Burkhard gegen Dr. Martin Tiessen lautet die letzte Paarung. Diesmal kein Drama, Burkhard hat im Bauernendspiel einen mehr, in symmetrischer Stellung. Martin gibt auf. Und doch… man erzählte mir, dass irgendwann mal in der Partie sich beide Könige auf benachbarten Feldern gegenübergestanden haben, ohne dass das einer der beiden Helden bemerkt hätte. Es wurde einfach weiter gespielt. Klar, wenn der gegnerische König dem eigenen durch Zunahetreten Schach sagt, muss mal wohl weg ;-) Zugegeben… Hörensagen, aber die Geschichte ist trotzdem amüsant.

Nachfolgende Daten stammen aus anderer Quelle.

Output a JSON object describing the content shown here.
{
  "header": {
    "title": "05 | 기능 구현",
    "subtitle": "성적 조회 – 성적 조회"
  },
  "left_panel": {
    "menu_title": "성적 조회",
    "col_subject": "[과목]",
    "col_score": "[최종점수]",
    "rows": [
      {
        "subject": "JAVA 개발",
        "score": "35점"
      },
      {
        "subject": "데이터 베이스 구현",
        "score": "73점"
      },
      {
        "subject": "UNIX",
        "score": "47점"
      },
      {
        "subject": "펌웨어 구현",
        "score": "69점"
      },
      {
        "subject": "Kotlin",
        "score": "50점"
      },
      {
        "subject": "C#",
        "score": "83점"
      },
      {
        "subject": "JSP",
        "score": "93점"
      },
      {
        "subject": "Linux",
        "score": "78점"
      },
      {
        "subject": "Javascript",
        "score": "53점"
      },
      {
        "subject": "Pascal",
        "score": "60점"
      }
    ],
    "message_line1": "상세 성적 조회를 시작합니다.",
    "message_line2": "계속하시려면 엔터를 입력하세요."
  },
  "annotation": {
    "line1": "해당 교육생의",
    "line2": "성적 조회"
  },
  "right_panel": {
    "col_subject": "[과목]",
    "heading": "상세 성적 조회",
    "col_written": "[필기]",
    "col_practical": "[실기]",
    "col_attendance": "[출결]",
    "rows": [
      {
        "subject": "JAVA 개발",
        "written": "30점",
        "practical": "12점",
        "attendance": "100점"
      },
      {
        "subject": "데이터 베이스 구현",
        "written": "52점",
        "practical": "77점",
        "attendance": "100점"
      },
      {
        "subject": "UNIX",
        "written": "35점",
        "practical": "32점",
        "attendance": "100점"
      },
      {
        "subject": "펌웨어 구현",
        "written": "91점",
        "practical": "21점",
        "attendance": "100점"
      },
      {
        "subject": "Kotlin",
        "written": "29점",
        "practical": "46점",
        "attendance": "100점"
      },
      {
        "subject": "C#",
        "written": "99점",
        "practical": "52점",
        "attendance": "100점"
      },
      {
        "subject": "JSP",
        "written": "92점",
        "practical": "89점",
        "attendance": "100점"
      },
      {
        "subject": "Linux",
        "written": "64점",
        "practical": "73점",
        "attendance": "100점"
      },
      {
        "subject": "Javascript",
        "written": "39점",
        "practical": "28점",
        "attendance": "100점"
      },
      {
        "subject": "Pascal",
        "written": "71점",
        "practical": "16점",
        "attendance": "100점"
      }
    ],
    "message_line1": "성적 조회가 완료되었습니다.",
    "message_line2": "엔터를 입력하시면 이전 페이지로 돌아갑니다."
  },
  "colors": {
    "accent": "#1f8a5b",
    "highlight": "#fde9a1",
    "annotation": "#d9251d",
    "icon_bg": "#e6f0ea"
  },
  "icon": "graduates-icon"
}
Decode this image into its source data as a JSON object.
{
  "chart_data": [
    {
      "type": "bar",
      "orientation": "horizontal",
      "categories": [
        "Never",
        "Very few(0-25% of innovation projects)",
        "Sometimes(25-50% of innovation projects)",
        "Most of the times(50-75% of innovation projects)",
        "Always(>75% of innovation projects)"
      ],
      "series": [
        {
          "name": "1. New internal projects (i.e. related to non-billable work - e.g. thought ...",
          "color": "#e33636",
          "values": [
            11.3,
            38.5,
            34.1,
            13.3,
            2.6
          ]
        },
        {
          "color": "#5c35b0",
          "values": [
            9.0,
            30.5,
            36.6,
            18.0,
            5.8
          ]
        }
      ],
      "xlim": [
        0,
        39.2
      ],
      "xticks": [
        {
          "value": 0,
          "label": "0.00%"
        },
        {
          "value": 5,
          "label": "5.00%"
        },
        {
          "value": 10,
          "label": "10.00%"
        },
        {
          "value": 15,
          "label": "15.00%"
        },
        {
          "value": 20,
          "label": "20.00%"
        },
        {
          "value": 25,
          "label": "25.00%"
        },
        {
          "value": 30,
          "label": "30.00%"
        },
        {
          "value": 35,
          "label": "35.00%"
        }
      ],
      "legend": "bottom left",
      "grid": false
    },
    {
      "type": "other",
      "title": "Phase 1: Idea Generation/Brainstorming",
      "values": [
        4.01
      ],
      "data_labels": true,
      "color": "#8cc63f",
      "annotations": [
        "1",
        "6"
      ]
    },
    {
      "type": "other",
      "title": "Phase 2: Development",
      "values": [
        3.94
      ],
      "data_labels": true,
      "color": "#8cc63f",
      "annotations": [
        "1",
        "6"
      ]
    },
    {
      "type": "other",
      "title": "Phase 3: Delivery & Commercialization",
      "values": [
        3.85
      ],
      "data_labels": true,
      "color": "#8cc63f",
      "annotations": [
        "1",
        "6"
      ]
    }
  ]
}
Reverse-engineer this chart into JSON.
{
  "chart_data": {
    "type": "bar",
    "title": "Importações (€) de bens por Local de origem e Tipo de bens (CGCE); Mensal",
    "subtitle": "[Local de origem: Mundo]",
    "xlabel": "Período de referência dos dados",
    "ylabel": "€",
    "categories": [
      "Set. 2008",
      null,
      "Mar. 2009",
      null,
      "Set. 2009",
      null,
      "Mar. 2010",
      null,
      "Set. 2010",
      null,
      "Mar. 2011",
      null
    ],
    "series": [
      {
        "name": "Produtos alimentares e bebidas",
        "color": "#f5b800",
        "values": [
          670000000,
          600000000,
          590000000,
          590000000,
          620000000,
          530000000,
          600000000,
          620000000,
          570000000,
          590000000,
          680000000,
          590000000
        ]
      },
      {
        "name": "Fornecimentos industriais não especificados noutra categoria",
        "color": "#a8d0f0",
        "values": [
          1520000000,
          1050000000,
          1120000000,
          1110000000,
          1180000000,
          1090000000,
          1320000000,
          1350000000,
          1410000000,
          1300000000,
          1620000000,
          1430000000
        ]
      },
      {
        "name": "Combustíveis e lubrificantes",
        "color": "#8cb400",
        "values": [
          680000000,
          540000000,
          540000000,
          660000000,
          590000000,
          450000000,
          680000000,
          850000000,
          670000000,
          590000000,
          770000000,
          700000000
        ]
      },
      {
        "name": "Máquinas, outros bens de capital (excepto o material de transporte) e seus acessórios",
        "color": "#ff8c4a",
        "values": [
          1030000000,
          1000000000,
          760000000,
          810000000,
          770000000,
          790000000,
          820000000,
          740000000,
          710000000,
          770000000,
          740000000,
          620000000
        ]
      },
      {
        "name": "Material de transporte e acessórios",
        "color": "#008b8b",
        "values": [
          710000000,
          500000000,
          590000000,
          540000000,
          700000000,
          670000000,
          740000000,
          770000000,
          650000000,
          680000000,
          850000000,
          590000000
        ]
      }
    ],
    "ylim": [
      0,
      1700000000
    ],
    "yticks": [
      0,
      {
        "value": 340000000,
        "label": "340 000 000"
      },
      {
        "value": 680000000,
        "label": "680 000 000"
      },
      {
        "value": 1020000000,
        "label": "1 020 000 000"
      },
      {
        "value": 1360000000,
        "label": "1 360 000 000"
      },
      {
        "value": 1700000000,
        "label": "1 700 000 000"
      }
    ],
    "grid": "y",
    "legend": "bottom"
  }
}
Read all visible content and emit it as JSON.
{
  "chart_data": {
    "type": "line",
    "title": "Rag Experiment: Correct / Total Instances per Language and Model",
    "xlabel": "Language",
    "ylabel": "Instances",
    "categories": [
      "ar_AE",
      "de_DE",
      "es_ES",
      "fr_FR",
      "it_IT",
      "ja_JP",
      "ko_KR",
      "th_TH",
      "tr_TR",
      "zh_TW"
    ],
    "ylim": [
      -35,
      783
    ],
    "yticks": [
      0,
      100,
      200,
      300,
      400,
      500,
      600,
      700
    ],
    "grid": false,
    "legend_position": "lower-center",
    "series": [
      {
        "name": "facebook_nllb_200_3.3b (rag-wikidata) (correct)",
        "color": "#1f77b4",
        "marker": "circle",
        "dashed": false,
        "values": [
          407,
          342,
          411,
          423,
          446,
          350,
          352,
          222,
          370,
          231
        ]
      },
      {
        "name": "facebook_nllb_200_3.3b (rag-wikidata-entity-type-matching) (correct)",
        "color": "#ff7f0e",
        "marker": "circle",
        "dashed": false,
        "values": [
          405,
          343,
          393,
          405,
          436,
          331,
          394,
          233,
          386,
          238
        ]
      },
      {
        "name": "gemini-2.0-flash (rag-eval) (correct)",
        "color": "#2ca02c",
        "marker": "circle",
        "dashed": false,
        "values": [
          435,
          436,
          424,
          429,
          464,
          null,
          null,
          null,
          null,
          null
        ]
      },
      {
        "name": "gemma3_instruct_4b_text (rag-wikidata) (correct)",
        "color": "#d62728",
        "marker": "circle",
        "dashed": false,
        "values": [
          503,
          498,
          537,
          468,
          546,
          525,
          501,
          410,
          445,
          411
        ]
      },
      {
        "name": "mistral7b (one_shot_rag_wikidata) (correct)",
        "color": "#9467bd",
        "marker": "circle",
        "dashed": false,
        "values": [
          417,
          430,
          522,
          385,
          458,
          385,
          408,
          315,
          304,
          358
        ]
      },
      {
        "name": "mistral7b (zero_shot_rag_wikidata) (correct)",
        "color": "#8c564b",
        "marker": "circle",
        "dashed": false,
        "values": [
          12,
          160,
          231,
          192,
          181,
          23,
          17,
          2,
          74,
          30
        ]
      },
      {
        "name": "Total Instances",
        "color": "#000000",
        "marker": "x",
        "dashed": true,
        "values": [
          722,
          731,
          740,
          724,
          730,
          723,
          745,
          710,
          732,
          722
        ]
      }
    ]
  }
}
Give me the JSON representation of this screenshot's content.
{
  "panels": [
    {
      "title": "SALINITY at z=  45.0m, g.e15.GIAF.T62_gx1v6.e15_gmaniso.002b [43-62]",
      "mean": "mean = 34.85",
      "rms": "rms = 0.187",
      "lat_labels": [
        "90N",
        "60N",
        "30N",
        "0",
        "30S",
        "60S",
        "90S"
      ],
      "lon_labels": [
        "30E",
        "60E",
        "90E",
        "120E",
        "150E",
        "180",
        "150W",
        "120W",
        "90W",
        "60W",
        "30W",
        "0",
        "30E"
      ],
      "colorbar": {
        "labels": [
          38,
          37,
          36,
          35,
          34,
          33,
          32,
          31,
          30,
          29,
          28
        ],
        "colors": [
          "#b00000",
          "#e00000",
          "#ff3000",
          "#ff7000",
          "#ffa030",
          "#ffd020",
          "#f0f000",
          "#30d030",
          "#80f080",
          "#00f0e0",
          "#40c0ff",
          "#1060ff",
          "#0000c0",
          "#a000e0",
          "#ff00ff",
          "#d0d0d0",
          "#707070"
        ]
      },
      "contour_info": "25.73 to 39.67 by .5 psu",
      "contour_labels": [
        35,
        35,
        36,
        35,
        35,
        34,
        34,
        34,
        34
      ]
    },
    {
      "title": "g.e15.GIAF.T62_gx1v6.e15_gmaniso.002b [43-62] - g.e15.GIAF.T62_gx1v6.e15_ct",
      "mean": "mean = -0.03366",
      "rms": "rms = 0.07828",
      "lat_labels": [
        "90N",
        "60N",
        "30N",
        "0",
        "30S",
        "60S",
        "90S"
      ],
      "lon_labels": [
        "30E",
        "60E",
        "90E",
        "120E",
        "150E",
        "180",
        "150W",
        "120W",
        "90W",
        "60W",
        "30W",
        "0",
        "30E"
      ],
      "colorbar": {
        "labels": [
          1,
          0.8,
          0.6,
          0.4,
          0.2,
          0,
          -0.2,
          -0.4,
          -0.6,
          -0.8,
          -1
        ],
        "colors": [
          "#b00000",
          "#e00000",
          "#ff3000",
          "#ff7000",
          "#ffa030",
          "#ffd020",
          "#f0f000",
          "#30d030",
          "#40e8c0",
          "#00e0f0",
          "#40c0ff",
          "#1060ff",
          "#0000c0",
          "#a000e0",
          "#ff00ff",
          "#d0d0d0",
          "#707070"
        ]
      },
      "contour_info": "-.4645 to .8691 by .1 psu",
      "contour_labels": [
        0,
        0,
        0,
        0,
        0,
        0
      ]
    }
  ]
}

In der letzten Runde spielt Cliff (sechsaussechs!) gegen Sönke (4,5), und kann Schaulaufen machen. Ich kenne ihn mittlerweile ganz gut, und ich weiß: Cliff will die 100% durchziehen, da werden keine Gefangenen gemacht. Der berühmte Radfahrer Eddy Mercks war gefürchtet, weil er immer und immer gewinnen wollte. Auch wenn der Gesamtsieg in der Tour de France schon fest stand, wollte er auch noch den Sprint auf dem Champs-Elyses gewinnen, statt wie üblich mit einem strahlenden gelben Trikot in die Menge zu winken. Das brachte ihm unter seinen Kollegen den Spitznamen „der Kannibale“ ein, ein Zeichen allergrößter Wertschätzung. Unser Cliff ist aus genau diesem Holz geschnitzt, auch wenn er nicht Weltklasse ist. An Brett zwei spiele ich (4,5) gegen Burkhard, der eine ganze Riege von Spielern anführt, die vier Punkte auf dem Konto haben. Früher war ich mal stolz darauf, dass man nicht gern gegen mich spielt. Ist nicht mehr. Burkhard zu mir: „da habe ich mich schon die ganze Zeit drauf gefreut“. Es sei…

 

Ehre, wen Ehre gebührt:

Cliff ist Sieger der offenen Heider Stadtmeisterschaften 2014! Mit voller Punktzahl, sehr souverän gespielt bisher. Herzlichen Glückwunsch, mein Lieber!